VIST Conferred Honorary Doctor Degree to US Congresswoman
Congratulations to Honorable US Congresswoman Radewagen!
Dr. Martin Ma, President of the Institute, on behalf of VIST’s Board of Directors & Trustees, with Dr. Sartor (Provost) and Mr. Zhao (Co-Chair), conferred Honorary Doctor Degree of Philosophy to United States Congresswoman Amara Coleman Radewagen, to recognize/commend her outstanding public services, extraordinary contribution in promoting minority and small business, and exceptionally devote in higher education in the United States in last 30+ years.

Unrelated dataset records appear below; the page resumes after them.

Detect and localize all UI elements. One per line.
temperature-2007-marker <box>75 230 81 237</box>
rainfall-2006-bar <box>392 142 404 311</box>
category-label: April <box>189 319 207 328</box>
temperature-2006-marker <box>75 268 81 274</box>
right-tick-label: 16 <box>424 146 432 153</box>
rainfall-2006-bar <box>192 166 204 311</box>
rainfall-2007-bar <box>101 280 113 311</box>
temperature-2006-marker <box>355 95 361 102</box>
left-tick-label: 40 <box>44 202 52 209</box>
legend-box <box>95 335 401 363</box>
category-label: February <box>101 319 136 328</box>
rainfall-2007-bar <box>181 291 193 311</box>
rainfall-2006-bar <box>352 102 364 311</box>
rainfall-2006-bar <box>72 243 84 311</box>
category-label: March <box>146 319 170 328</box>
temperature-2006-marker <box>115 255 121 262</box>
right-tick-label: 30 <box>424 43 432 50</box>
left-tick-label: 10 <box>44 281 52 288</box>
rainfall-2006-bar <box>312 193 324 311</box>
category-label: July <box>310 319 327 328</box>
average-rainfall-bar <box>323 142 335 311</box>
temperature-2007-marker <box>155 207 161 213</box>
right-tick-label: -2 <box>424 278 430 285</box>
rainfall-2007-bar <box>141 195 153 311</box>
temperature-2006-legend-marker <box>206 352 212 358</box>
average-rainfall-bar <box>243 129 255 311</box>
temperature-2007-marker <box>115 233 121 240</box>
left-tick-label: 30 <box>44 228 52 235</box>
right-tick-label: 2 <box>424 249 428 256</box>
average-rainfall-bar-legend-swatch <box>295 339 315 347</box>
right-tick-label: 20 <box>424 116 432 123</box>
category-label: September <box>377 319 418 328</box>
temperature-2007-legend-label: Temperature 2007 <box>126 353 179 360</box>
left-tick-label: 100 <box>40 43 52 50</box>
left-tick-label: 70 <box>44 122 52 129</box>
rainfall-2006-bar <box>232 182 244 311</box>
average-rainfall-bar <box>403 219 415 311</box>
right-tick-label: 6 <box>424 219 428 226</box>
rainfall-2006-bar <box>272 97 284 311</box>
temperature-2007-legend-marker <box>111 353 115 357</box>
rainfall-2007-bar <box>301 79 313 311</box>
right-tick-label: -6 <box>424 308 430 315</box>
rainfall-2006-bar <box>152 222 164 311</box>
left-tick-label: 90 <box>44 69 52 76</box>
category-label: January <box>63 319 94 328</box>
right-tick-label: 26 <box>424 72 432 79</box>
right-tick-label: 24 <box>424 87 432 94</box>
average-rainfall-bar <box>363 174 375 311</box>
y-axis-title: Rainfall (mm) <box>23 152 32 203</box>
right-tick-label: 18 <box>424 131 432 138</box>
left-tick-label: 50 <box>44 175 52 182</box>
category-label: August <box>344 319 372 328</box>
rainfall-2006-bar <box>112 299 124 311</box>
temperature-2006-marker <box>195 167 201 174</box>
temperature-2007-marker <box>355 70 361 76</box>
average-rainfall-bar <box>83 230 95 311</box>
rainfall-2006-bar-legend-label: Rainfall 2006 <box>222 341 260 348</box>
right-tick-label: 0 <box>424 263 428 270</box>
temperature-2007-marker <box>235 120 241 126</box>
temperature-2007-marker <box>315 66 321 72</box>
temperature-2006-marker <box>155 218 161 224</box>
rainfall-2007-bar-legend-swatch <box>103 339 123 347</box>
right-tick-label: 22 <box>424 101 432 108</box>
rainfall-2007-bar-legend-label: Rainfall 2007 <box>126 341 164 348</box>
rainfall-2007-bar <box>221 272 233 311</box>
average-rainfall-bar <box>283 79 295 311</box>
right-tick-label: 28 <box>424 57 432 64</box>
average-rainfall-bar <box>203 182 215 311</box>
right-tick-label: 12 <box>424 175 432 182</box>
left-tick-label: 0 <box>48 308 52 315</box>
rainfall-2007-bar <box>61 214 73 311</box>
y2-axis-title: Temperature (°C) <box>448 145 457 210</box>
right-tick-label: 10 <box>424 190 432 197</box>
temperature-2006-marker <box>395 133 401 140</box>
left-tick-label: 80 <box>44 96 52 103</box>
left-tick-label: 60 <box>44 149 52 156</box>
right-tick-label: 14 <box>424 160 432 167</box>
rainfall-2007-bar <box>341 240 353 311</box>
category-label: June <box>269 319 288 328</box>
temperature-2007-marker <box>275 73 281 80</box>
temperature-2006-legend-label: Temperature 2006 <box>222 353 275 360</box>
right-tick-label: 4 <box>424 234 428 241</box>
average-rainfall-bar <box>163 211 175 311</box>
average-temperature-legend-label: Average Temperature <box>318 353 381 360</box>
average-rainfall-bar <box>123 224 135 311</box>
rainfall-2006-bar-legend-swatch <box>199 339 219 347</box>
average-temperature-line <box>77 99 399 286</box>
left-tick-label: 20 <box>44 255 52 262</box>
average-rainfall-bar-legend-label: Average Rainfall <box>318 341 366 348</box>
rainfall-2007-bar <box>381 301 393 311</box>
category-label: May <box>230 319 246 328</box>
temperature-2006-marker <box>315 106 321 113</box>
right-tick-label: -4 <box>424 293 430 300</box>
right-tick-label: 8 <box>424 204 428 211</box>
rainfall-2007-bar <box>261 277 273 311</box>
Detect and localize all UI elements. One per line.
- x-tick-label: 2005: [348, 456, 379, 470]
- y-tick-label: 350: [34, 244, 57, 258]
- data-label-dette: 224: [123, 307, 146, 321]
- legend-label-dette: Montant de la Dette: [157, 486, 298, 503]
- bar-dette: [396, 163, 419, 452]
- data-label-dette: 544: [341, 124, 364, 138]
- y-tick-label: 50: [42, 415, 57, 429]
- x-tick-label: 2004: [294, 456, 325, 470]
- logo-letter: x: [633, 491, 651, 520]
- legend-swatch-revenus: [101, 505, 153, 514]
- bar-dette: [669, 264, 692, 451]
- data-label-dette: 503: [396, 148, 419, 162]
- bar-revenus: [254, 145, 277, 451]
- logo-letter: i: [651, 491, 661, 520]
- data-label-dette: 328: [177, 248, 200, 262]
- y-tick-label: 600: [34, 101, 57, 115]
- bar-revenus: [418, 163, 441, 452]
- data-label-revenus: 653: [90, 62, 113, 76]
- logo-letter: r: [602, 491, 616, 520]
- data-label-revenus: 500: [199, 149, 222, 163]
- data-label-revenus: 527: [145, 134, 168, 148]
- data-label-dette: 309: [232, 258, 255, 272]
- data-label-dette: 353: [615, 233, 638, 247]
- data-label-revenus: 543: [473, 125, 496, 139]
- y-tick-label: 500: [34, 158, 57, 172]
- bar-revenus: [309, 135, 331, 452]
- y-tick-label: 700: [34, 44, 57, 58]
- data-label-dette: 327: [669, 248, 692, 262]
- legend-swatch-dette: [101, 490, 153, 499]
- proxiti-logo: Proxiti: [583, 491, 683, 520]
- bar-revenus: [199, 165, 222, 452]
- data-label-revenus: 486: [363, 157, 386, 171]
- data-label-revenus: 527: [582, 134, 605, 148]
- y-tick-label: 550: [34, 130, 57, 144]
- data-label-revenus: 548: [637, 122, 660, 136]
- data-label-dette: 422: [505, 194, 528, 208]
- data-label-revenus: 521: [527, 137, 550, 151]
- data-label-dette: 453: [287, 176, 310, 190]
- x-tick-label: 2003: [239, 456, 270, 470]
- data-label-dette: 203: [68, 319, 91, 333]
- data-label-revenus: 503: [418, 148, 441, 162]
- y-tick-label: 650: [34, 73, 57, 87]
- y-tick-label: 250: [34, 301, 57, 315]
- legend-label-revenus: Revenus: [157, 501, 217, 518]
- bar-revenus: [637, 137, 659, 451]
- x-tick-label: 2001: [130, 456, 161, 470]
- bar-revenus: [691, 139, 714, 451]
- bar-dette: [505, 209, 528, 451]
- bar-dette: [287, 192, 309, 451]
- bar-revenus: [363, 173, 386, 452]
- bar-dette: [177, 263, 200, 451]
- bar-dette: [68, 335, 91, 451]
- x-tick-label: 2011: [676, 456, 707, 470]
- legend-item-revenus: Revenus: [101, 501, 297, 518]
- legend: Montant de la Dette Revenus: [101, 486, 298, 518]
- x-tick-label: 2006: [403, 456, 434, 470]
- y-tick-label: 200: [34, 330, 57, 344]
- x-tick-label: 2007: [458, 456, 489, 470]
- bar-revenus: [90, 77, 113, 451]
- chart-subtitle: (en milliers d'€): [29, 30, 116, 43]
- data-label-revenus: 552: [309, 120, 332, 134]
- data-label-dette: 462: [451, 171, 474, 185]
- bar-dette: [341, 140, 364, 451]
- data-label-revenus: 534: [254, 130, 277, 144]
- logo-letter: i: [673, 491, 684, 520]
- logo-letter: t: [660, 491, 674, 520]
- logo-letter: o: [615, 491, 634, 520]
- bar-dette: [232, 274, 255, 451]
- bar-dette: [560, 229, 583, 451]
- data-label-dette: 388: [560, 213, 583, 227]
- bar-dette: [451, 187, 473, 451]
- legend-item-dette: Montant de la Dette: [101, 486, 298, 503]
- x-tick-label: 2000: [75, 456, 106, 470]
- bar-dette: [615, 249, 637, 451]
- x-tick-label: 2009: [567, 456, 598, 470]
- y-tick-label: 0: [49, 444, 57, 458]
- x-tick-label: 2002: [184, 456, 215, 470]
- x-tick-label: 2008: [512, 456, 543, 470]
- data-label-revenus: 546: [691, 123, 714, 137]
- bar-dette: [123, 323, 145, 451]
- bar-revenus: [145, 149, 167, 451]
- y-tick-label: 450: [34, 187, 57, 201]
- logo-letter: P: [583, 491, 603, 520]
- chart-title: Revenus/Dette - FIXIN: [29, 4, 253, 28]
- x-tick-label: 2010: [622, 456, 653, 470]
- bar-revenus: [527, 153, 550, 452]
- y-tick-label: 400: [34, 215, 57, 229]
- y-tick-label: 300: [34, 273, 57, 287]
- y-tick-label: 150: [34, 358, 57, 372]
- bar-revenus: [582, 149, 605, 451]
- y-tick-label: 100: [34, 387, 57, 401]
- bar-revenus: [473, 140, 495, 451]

AMATA COLEMAN RADEWAGEN (AUMUA AMATA), was elected as American Samoa’s third Member of Congress on November 4, 2014. She is the first woman elected to the U.S. House of Representatives from American Samoa. She is the first Republican woman of Samoan descent in Congress. She is also her party’s highest ranking Asian Pacific elected federal officeholder in the nation. She has been the most senior member of the Republican National Committee since 2012 and holds the orator (talking chief) title of Aumua from the village of Pago Pago in American Samoa, where she is a registered voter. In winning 75.4% of the vote in her 2016 re-election, she attained the highest number of votes for any elective office in American Samoa history.

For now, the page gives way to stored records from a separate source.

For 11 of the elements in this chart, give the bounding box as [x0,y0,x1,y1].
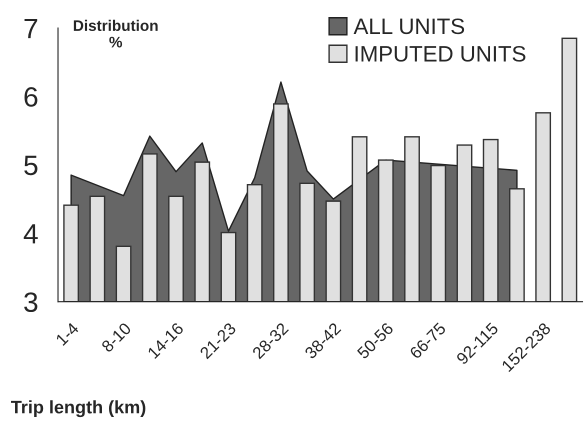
y-axis-title: Distribution % [74,20,158,48]
y-tick-label: 4 [24,224,38,244]
x-tick-label: 1-4 [55,322,80,346]
legend-label: IMPUTED UNITS [356,46,526,62]
y-tick-label: 6 [24,87,38,107]
x-axis-title: Trip length (km) [11,400,146,418]
x-tick-label: 8-10 [100,322,132,353]
y-tick-label: 5 [24,156,38,176]
legend-label: ALL UNITS [354,18,464,34]
y-tick-label: 7 [24,18,38,38]
y-tick-label: 3 [24,292,38,312]
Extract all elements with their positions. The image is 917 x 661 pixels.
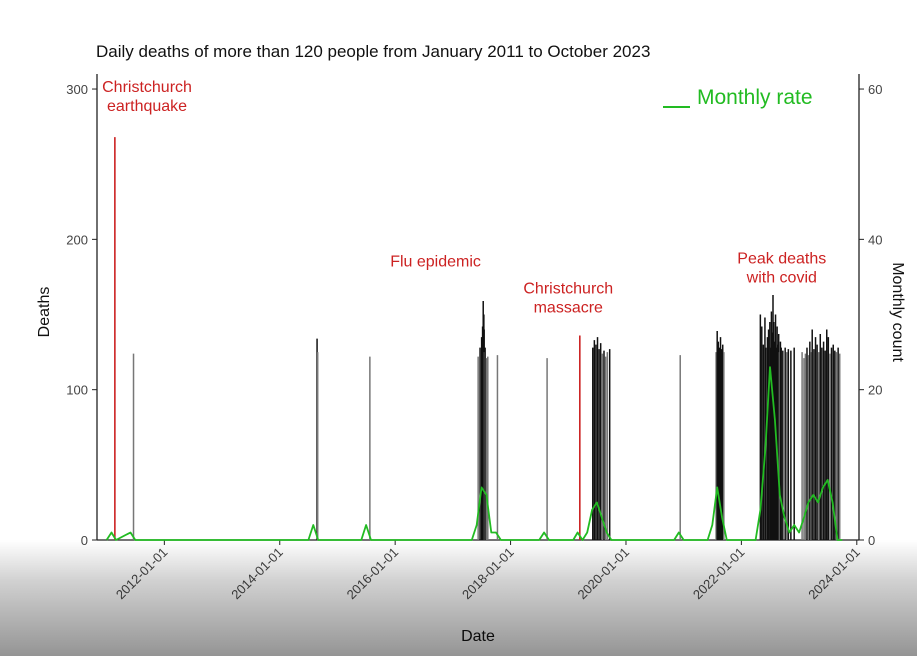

Amata was a member of the Executive Committee for the 2016-17 Presidential Transition. She was also a member of the Executive Committee for the 2017 Republican National Committee Chairman’s Transition Committee.
Appointed by President George W. Bush in 2001 as a White House Commissioner for Asian Americans and Pacific Islanders (AAPI), where she chaired the Community Security Committee, Amata was the only Pacific Islander on the 15-member commission, which advised the President on AAPI issues and issued a landmark report on the health care needs of America’s AAPI communities. Amata has been the featured speaker over the years at numerous Asian Pacific American Heritage observances, including those at numerous military bases in CONUS and Europe.
Amata’s biography appears in Who’s Who in Politics, Who’s Who in the South and Southwest and on the United States list of the Secretariat of the Pacific Community’s Register of Skilled Women in the Pacific. She also was one of the 100 women profiled in The Women of American Samoa 1900-2000: A hundred years if development and achievements, a book prepared in conjunction with the centennial observances of American Samoa as a U.S. territory.
Amata has a bachelor’s degree from the Institute of Guam, with additional studies at Loyola-Marymount and George Mason Universities. One of 13 children of the late Governor and Mrs. Peter Tali Coleman, she is married to Fred Radewagen. Together they have three grown children and two grandchildren.